Today’s report that a single, gene-targeted treatment slowed measured progression of Huntington’s disease in a clinical study marks a genuine step forward. It is early, based on an externally matched comparison rather than a traditional randomised control, and it must be confirmed, but it shows what careful science can deliver.

The gene that causes Huntington’s disease was identified in 1993, thirty-two years ago! Seminal mouse studies showed that turning off the mutant huntingtin protein after symptoms had begun could reverse signs and improve behaviour, suggesting that lowering the toxic protein might modify disease. Multiple efforts at therapies for humans have not shown clear clinical slowing to date, including trials of huntingtin-lowering drugs and other approaches. However all that experience has lead to where we are today. Today’s report is, to my knowledge, the first public claim of statistically significant slowing on both the composite clinical scale and the functional scale over three years in a clinical Huntington’s study, albeit using an externally matched comparison rather than a concurrent randomised control. It requires independent scrutiny and, ideally, confirmation.

For families who carry this gene, the future has too often felt pre-written. The data reported today do not prove success, but they make a credible case for hope grounded in biology and careful clinical measurement. This is very exciting."

What the new trial shows

"The treatment tested, called AMT-130, is a one-time gene therapy delivered by a neurosurgeon directly into deep brain regions.
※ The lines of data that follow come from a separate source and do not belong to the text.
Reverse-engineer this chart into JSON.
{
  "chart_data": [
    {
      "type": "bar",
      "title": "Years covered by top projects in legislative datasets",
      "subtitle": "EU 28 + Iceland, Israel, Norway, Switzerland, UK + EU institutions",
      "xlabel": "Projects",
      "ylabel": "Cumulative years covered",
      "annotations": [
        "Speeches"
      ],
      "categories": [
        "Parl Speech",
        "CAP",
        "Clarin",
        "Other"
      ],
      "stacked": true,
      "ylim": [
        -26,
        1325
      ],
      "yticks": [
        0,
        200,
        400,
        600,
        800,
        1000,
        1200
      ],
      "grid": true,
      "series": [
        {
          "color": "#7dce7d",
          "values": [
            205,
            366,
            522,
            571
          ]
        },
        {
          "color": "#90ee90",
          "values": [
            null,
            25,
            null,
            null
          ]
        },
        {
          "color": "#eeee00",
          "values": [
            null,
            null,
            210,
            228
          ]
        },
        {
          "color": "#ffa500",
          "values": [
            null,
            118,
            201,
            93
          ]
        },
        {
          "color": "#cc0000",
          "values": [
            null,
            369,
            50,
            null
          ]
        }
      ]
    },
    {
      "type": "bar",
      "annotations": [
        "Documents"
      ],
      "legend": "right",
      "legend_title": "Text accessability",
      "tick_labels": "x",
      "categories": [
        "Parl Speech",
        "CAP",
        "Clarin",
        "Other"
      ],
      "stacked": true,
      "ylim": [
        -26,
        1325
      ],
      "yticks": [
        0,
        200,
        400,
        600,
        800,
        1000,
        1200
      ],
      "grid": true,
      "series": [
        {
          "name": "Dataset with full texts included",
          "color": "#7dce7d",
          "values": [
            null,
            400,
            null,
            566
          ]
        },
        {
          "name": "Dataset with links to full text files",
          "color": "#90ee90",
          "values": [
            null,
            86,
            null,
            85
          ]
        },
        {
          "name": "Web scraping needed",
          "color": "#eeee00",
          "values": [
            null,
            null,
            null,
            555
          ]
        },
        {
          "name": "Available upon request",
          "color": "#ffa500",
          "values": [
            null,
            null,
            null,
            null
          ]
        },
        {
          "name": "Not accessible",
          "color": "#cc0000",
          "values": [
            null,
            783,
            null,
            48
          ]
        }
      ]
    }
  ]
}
It carries a genetic “microRNA” sequence designed to switch down production of the mutant huntingtin gene. At three years, people given the higher dose had significantly less decline in movement, thinking and daily function compared to a matched group from a global registry. Decline on key scales was slowed by about two-thirds, and a marker of brain injury in spinal fluid fell below baseline. Side effects were mainly linked to the surgical procedure."

What this study means and what the limits are

"These results, if upheld, represent the first convincing signs that gene-targeted treatment might slow the disease in people. They build on decades of failed attempts and offer a new path where none has existed. At the same time, caution is essential. Only a small number of patients have been followed, the comparison is with an external group not a randomised placebo, and the findings come from company announcements rather than peer-reviewed data. Larger and longer studies will be needed to confirm whether this treatment truly changes the lives of people with Huntington’s disease.”

What Huntington’s disease is

"Huntington’s disease is a rare inherited disorder of the brain. It causes uncontrolled movements, personality changes, depression, and a steady decline in thinking and memory. Symptoms usually begin in mid-life and worsen over ten to twenty years, leading to loss of independence and premature death. The disease is caused by an expanded stretch of DNA repeats in the huntingtin gene, which leads to a toxic protein building up in brain cells. The longer the repeat, the earlier the disease tends to begin.